The plaintiffs, more than 3,000 people altogether, allege in the lawsuit that they “sustained emotional and psychological damages as a result of defendants’ conduct and omissions” in response to the shooting. “…Instead of swiftly implementing an organized and concerted response to an active school shooter who had breached the otherwise ‘secured’ school buildings at Robb Elementary school, the conduct of the (376) law enforcement officials who were on hand for the exhaustively torturous (77) minutes of law enforcement indecision, dysfunction, and harm, fell exceedingly short of their duty bound standards.”
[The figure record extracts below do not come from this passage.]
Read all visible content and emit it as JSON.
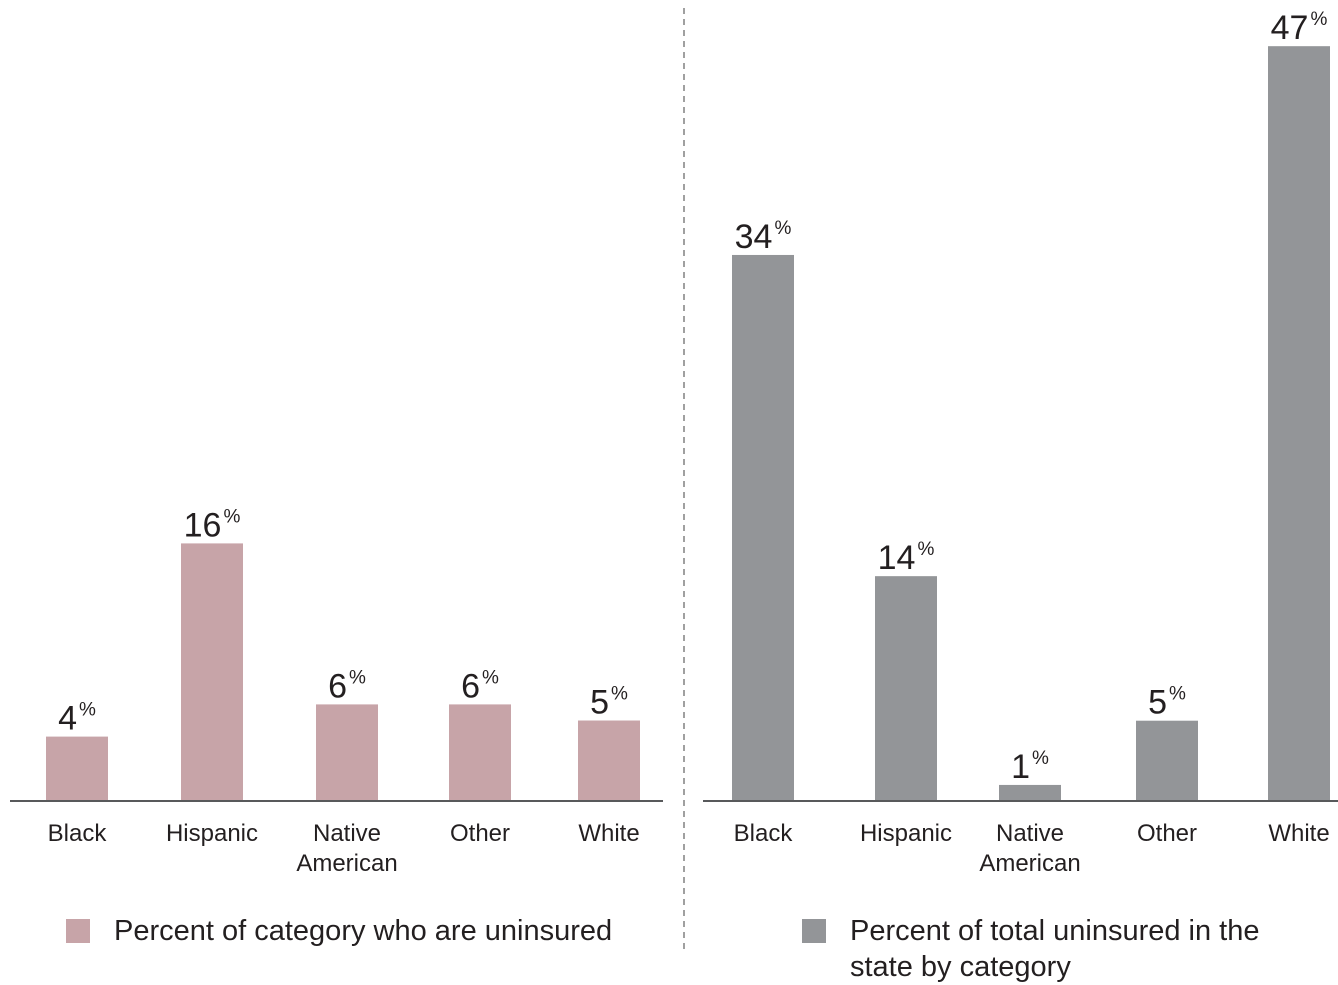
{
  "chart_data": [
    {
      "type": "bar",
      "categories": [
        "Black",
        "Hispanic",
        "Native\nAmerican",
        "Other",
        "White"
      ],
      "series": [
        {
          "name": "Percent of category who are uninsured",
          "values": [
            4,
            16,
            6,
            6,
            5
          ]
        }
      ],
      "value_labels": [
        "4",
        "16",
        "6",
        "6",
        "5"
      ],
      "unit_suffix": "%",
      "color": "#c7a4a8",
      "legend": "bottom",
      "grid": false
    },
    {
      "type": "bar",
      "categories": [
        "Black",
        "Hispanic",
        "Native\nAmerican",
        "Other",
        "White"
      ],
      "series": [
        {
          "name": "Percent of total uninsured in the state by category",
          "values": [
            34,
            14,
            1,
            5,
            47
          ]
        }
      ],
      "value_labels": [
        "34",
        "14",
        "1",
        "5",
        "47"
      ],
      "unit_suffix": "%",
      "color": "#939598",
      "legend": "bottom",
      "grid": false
    }
  ],
  "legend": {
    "left": {
      "label": "Percent of category who are uninsured",
      "color": "#c7a4a8"
    },
    "right": {
      "label": "Percent of total uninsured in the state by category",
      "color": "#939598"
    }
  },
  "divider_color": "#808080",
  "axis_color": "#58595b"
}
“The civil complaint is at least the third around the massacre that seeks damages from a number of parties,” CNN reported. One of those lawsuits, filed earlier this week, came from the mother of on the shooting victims and named Uvalde’s law enforcement agencies, the school district, and gun manufacturer Daniel Defense, according to The Hill.
Chesapeake Walmart Shooting
In Chesapeake, Virginia, a Walmart employee and survivor is suing the retailer for negligence in response to a shooting carried out by a store manager that killed six people and injured several others on 22 November.
The plaintiff, Donya Prioleau, said that she warned her employer in September about concerning behavior exhibited by the shooter, Andre Bing. In the lawsuit, Prioleau claimed “that she had lodged a formal complaint against the [Bing], who was a supervisor in the store, after he repeatedly made bizarre and inappropriate comments to her,” according to The New York Times.
The suit alleged that the retail giant was negligent in its hiring and employment of the shooter. Bing also died during the incident, reportedly from a self-inflicted gunshot.
“The lawsuit claims management knew or should have known about Bing’s disturbing behavior and lists several instances of alarming conduct,” the Associated Press reported.
For instance, Bing allegedly asked coworkers whether they had received active shooter training and made comments to colleagues that he would be violent if fired or disciplined.